In all, that means 168 runners wiped off the bases via caught stealing or double plays—an average of one every seven innings.

The Tigers have been pretty good at getting on base but not very good at staying there.

Losing track:
And not very good at keeping track of outs (cue Gose again).

Bullpen badness:
Can you match these Tiger relief stalwarts with their 2015 ERAs on Labor Day?
a) Al Alburquerque
b) Joba Chamberlain
c) Neftali Feliz
d) Tom Gorzelanny
e) Guido Knudson
f) Ian Krol
g) Angel Nesbitt
h) Bruce Rondon

4.09, 4.17, 5.40, 6.29, 6.75, 6.82, 10.19, 18.00

If you got all of them right, you are eligible to pitch an inning of relief for the Tigers yourself!

Backwards priorities:
Count me among the minority of fans who believe replay has ruined baseball. No more ridiculous proof is needed than when Brad Ausmus spend a minute or so signaling to the umpires that he was considering challenging the final play of the eighth inning while Justin Verlander was already eagerly taking the mound to try to finish a no-hitter. Detroit, as you recall, had a 5-0 lead at the time. The replay on a call at first base, even if overturned, wouldn’t have produced another run.

Was it coincidence that Verlander gave up a hit—just barely—to the first batter he faced after Ausmus had let him twist in the wind for a short time before deciding not to challenge? Probably. But maybe not.

In the post-game interview, Ausmus defended his decision by saying that winning the game was more important than the no-hitter. Oh, sure it was. With the Tigers out of the race and their win probability for that game in the 99 percent range, what did the team and its fans need most then? A “safe” call at first or a no-hitter—which undoubtedly would have been by far the most exciting event of the 2015 season?

The Matrix:
No discussion of a season’s follies would ever be complete without a peek inside the minds running the mouths of the Tiger announcers. Here, then, is verbatim dialogue from a broadcast in August, with Kirk Gibson in the TV booth along with Mario Impema.

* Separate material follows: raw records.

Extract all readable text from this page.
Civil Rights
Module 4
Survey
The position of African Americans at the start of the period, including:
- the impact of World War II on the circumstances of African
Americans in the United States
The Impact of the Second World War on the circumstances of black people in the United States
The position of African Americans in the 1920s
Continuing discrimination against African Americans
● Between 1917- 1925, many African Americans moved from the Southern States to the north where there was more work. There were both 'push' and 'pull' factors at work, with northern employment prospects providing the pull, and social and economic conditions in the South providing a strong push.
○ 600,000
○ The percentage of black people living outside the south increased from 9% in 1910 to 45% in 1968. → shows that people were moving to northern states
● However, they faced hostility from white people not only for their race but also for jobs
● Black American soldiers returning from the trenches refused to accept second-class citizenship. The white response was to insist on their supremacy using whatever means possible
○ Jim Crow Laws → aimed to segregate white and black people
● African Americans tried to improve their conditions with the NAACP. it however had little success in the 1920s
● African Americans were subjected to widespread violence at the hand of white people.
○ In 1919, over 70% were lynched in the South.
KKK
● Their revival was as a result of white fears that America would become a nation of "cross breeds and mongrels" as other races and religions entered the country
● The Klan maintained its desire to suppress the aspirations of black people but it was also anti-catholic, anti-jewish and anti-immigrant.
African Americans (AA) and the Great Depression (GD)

Mario: Happ gave up two walks in the second, and then a McCann two-run double…
Kirk: Yeah, walks are shown to score a lot, you walk two for sure, odds go up. I could dig my run matrix out for you; you ever looked at that?
Mario: Your run matrix?
Kirk: Yeah, it tells the percentage of whether a guy’ll score or not, where he’s at, certain situations that happen.
Mario: See, I wasn’t good in math; that’s above my pay grade.
Kirk: You pick it up very quickly.
Mario: Really?
Kirk: Yeah, I think our viewers here would also.
Mario: What does the word “matrix” mean?
Kirk: You tell me, now you’re trying to confuse me. I just know what it is.

ERA answers:
In order from “best” to worst, it goes Joba, Al, Angel, Bruce, Ian, Tom, Neftali, and Guido—which sounds (and performs) more like a gang of small-time hustlers than a major league relief corps.